Testing yarn on practical tasks.

jquesnelle / yarn

YaRN: Efficient Context Window Extension of Large Language Models

MIT License

1.25k stars 111 forks source link

Testing yarn on practical tasks. #12

Closed ChenxinAn-fdu closed 10 months ago

ChenxinAn-fdu commented 10 months ago

Hello, this is Chenxin.

I am sooo excited to see the first open-source model with more than 100k context !!! This is undoubtedly a very significant progress that the open-source community has made in LCLMs. I've noticed that the current version of Yarn only has PPL (Perplexity) experiments, which do not always correlate with practical long-context understanding tasks. I am glad😁 to help test llama2-yarn-128k on LEval but I do not have resources to do SFT based on llama2-yarn-128k. Would you mind providing a instruction-following version?

Thanks again for the great work!

bloc97 commented 10 months ago

Retrieval tasks are very solid across the entire context. We ran out of compute for the evals at the end, and are currently investigating how to SFT and instruction tune for a 128k context model... There aren't any 128k instruction tasks dataset...

LEval is also ~20k tokens if im not mistaken. It would not test 128k capabilities at all, but would be a good start!
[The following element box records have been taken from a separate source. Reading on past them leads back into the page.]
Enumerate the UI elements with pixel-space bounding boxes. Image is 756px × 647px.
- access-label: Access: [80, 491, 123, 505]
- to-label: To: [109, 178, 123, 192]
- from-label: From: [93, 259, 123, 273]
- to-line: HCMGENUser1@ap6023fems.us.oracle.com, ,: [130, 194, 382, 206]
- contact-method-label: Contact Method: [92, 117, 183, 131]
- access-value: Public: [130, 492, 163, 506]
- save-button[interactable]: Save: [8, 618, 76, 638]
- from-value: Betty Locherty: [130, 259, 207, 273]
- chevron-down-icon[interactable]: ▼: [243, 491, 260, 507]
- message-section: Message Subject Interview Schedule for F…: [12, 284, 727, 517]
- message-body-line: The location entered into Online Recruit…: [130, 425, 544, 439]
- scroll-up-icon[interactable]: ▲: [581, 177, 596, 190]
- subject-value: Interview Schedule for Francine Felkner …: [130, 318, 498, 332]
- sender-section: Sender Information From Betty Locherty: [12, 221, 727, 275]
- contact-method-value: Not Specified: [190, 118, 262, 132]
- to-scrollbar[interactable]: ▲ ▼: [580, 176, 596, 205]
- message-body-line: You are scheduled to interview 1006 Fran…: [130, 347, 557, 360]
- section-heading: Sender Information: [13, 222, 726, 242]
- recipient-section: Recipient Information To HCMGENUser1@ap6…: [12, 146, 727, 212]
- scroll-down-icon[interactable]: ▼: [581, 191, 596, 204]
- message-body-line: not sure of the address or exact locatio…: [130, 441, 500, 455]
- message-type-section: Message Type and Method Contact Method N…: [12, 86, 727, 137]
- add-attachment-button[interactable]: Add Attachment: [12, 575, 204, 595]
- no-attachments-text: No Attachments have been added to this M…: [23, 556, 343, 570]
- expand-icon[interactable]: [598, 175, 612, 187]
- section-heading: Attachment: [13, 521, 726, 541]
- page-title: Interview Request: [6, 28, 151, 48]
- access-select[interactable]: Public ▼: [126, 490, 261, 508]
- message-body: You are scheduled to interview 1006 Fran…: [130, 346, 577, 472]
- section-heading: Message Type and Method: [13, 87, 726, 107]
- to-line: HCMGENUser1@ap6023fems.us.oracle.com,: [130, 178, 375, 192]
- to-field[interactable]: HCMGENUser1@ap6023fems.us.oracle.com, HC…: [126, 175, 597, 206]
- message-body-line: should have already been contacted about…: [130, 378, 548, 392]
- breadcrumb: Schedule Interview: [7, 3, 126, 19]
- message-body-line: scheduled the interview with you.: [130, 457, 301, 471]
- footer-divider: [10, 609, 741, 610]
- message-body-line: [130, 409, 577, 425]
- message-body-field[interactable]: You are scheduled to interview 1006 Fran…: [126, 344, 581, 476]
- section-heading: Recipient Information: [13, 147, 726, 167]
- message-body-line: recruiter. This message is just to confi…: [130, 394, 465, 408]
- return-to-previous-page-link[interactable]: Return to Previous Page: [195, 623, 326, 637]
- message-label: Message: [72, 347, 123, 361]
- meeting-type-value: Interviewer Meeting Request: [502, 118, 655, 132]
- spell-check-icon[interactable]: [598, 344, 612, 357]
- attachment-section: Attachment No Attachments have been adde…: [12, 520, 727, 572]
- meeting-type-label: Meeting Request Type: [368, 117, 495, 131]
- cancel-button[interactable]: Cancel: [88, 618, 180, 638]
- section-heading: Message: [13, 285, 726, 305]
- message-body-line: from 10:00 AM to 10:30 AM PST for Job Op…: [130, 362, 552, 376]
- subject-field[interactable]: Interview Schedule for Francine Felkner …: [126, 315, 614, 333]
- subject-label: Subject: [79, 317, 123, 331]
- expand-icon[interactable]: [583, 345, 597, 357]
ChenxinAn-fdu commented 10 months ago

Thank you for the reply. Testing on LEval may prove that it achieves improvements over the baseline Llama2-chat version. However, I completely agree that directly comparing 100k models with other 32k models on tasks of approximately 20 tokens is unfair. If you plan to test yarn on LEval in the future, I'd be pleased to assist. Keep up the good work!

By the way, Claude-100k performs quite well on tasks with various token lengths, and it might have multiple versions available, such as 4k, 16k, 64k, and 100k 🤔 ?

PeiqinSun commented 6 months ago

hi, @bloc97. In your response, there is a conclusion that Yarn-128k SFT must trained on an instruction dataset which has 128k token length in every sample. But in paper, authors show that 128k model can be trained on 64k datasets. Have any differences in SFT?